步骤1)和2)中所述DES为氯化胆碱/尿素。
步骤2)中加入Pd/Sn的质量比为Pd/Sn = 1/0.1~1。
应用上述制备方法制得的多壁碳纳米管载PdSn催化剂。
上述制得的多壁碳纳米管载PdSn催化剂应用于直接甲酸燃料电池。
燃料电池电催化剂中催化纳米颗粒的尺寸和形状与制备催化剂所用的溶剂体系密切相关。本发明提供了一种简单新颖的制备直接甲酸燃料电池用阳极电催化剂的方法,首次以低共熔溶剂为介质,采用化学还原方法来制备多壁碳纳米管载PdSn催化剂。该催化剂的制备方法,工艺简单,操作条件温和、环保,使用低共熔溶剂体系可以明显降低催化纳米颗粒的尺寸,使金属纳米颗粒沿着碳纳米管表面生长并团聚形成了特殊的链状团簇结构,提高了贵金属的电化学活性表面积,同时还有利于增强复合材料催化剂中各组分之间的电荷转移相互作用,从而极大地提高了催化剂对甲酸氧化的电催化活性和稳定性,且具有优良的抗CO毒化的能力。
附图说明
图1为实施例DES中制备多壁碳纳米管载PdSn催化剂的方框图。
图2为实施例DES中制备的MWCNTs载PdSn(a)、MWCNTs载Pd(b)和水体系中制备的MWCNTs载Pd(c)催化剂的XRD图。

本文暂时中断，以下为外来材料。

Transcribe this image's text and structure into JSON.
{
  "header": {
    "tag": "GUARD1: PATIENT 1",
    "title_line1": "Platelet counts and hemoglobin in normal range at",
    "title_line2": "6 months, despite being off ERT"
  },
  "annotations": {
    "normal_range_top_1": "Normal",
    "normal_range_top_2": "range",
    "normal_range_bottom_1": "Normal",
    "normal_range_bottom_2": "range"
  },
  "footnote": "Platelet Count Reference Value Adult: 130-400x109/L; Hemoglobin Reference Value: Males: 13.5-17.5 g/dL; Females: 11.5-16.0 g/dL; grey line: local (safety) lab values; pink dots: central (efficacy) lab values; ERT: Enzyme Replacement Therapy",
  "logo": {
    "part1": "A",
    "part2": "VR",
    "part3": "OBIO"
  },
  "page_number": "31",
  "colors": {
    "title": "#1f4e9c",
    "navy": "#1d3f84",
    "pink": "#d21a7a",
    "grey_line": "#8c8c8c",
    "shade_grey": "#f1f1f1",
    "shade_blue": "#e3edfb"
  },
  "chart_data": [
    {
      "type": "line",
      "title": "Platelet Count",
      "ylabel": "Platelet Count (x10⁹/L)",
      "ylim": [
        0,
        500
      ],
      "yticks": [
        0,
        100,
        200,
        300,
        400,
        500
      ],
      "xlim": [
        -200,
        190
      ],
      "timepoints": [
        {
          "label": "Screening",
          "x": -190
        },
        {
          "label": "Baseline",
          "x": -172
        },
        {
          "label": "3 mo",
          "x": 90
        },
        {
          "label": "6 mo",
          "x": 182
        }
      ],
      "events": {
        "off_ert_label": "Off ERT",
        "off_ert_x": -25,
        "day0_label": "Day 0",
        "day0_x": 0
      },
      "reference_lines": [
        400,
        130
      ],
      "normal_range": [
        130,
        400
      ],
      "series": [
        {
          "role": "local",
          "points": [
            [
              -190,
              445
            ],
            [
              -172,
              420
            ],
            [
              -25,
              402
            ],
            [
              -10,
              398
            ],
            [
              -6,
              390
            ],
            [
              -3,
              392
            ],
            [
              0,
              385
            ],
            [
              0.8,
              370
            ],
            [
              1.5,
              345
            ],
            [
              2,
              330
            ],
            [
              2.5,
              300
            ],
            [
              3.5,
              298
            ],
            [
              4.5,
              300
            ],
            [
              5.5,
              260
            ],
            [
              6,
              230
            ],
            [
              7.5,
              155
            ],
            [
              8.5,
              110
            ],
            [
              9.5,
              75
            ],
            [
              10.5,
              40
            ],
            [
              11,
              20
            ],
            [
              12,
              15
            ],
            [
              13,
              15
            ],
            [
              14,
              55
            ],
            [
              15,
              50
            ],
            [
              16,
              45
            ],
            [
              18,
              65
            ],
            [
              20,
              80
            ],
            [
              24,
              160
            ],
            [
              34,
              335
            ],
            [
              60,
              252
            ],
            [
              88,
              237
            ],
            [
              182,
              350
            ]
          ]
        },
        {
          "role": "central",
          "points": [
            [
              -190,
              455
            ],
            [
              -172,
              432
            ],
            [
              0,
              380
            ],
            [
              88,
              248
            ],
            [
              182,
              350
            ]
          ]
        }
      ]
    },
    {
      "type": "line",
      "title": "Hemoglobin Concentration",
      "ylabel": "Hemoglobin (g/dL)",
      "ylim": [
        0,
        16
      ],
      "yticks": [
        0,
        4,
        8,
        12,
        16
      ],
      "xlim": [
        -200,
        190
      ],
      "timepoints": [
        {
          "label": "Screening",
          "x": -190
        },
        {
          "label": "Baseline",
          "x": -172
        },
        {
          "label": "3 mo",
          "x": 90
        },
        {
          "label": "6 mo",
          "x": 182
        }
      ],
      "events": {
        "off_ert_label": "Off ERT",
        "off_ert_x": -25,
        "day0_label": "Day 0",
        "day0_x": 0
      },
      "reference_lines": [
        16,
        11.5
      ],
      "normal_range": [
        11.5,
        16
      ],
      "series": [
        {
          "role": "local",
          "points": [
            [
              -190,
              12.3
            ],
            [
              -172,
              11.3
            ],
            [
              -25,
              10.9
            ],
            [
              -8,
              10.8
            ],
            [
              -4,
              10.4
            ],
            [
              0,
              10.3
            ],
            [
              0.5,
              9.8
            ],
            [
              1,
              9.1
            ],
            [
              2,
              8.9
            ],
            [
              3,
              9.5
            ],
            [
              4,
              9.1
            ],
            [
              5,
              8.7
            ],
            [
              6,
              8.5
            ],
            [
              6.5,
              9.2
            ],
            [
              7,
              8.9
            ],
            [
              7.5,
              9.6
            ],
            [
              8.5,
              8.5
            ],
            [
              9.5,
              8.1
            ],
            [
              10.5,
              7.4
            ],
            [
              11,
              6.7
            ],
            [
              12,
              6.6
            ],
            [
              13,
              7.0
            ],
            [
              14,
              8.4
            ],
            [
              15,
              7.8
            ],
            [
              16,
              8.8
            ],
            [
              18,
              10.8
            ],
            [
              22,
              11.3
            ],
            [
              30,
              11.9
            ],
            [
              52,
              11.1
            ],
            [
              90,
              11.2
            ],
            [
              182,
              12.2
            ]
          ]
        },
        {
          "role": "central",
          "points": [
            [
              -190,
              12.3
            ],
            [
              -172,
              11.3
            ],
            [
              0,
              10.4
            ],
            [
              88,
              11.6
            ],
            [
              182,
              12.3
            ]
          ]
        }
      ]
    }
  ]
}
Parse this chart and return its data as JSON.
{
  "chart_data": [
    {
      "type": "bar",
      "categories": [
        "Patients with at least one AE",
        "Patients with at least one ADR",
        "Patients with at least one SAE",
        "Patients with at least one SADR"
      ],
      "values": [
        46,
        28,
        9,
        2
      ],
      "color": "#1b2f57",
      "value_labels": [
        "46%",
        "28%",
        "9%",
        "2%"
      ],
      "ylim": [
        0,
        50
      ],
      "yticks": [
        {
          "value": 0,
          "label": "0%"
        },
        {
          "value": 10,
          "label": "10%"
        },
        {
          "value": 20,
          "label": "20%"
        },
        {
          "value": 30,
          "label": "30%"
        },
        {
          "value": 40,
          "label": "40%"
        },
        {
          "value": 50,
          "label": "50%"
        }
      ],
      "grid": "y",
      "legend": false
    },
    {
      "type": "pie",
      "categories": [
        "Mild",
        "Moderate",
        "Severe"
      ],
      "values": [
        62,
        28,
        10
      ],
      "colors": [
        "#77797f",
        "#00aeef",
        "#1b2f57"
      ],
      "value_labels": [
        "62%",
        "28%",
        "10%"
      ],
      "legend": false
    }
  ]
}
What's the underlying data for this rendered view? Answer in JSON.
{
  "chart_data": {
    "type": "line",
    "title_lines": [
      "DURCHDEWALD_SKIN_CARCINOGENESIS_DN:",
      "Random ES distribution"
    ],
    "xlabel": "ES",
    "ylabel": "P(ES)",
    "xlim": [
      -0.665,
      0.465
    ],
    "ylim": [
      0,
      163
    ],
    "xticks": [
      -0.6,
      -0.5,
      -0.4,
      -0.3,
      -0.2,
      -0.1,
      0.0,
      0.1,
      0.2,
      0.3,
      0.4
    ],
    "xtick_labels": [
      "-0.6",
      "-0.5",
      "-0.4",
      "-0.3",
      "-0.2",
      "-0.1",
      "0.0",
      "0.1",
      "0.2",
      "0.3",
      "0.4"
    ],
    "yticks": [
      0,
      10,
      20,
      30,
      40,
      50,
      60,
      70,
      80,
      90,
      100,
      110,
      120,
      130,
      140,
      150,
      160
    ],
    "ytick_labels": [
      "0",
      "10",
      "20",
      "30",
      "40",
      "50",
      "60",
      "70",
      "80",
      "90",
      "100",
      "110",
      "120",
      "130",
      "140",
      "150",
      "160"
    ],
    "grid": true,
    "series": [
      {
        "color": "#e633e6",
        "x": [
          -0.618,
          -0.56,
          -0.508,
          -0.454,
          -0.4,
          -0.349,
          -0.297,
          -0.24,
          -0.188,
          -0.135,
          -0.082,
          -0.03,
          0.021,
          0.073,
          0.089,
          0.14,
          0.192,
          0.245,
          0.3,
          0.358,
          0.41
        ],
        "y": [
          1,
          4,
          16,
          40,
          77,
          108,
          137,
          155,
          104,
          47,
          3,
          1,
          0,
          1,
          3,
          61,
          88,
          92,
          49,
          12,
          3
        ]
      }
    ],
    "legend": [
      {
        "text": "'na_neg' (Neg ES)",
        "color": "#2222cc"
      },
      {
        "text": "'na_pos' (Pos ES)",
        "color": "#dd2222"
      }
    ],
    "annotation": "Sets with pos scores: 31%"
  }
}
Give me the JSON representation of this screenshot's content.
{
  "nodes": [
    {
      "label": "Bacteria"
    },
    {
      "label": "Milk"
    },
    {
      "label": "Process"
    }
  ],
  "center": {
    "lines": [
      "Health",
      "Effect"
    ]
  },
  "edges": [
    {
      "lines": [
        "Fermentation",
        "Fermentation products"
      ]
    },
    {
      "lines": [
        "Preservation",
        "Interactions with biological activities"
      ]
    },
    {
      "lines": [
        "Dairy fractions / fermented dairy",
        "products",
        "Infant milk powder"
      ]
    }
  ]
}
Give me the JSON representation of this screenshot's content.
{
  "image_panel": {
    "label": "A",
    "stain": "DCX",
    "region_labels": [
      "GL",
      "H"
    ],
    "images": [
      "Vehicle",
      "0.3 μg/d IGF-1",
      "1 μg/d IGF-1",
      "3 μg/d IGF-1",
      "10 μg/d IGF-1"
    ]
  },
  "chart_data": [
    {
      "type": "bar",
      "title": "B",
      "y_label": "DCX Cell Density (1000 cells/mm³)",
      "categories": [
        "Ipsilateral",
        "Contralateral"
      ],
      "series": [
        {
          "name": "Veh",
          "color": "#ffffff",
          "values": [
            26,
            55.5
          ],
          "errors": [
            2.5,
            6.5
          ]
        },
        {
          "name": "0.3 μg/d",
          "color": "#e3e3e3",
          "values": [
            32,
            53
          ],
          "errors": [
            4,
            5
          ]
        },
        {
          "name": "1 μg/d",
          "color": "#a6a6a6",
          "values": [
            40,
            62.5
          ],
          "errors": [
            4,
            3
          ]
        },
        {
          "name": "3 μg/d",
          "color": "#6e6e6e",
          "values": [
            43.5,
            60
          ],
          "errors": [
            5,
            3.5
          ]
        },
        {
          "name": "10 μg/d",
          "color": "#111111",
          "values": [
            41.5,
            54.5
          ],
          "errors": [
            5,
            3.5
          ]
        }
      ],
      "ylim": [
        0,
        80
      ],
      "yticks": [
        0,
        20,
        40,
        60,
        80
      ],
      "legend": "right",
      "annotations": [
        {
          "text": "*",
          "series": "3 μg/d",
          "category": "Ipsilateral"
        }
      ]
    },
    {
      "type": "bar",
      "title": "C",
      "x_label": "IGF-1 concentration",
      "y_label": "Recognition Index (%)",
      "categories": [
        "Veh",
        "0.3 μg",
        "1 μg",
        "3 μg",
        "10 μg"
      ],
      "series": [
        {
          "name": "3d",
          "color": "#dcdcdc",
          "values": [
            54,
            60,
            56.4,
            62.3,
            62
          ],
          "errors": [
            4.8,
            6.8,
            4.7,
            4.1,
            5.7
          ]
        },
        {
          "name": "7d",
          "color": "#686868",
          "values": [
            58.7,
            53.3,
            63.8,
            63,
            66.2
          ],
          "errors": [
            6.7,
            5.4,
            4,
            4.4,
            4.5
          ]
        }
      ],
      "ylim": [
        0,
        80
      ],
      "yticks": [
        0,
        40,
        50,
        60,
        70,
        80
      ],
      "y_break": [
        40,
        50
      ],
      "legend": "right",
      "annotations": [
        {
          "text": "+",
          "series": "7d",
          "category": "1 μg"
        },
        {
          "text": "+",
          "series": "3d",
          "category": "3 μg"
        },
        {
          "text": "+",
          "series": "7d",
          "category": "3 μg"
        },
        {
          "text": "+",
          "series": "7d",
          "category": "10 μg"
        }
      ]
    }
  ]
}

图3为实施例DES中制备的MWCNTs载PdSn(A)、MWCNTs载Pd(B)和水体系中制备的MWCNTs载Pd(C)催化剂的TEM图。
具体实施方式
下面结合附图和实施例对本发明内容作进一步的说明,但不是对本发明的限定。
实施例
参照图1,以氯化胆碱/尿素DES为介质制备多壁碳纳米管(MWCNTs)载PdSn催化剂,具体过程如下:在20 mL氯化胆碱/尿素DES中加入10 mg经浓H2SO4或HNO3酸化处理的MWCNTs,超声分散2 h后,加入质量比为PdSn/MWCNTs = 1/4的56.4 mM 的PdCl2和42.1 mM的SnCl2的DES溶液,控制所加入Pd/Sn的质量比为Pd/Sn = 1/0.1~1,磁力搅拌1 h后加入100 mg NaBH4固体,继续搅拌10 min后将所得悬液移入25 mL反应釜中,80~200℃下反应12 h,反应产物经离心、洗涤和真空干燥后,得到MWCNTs载PdSn催化剂。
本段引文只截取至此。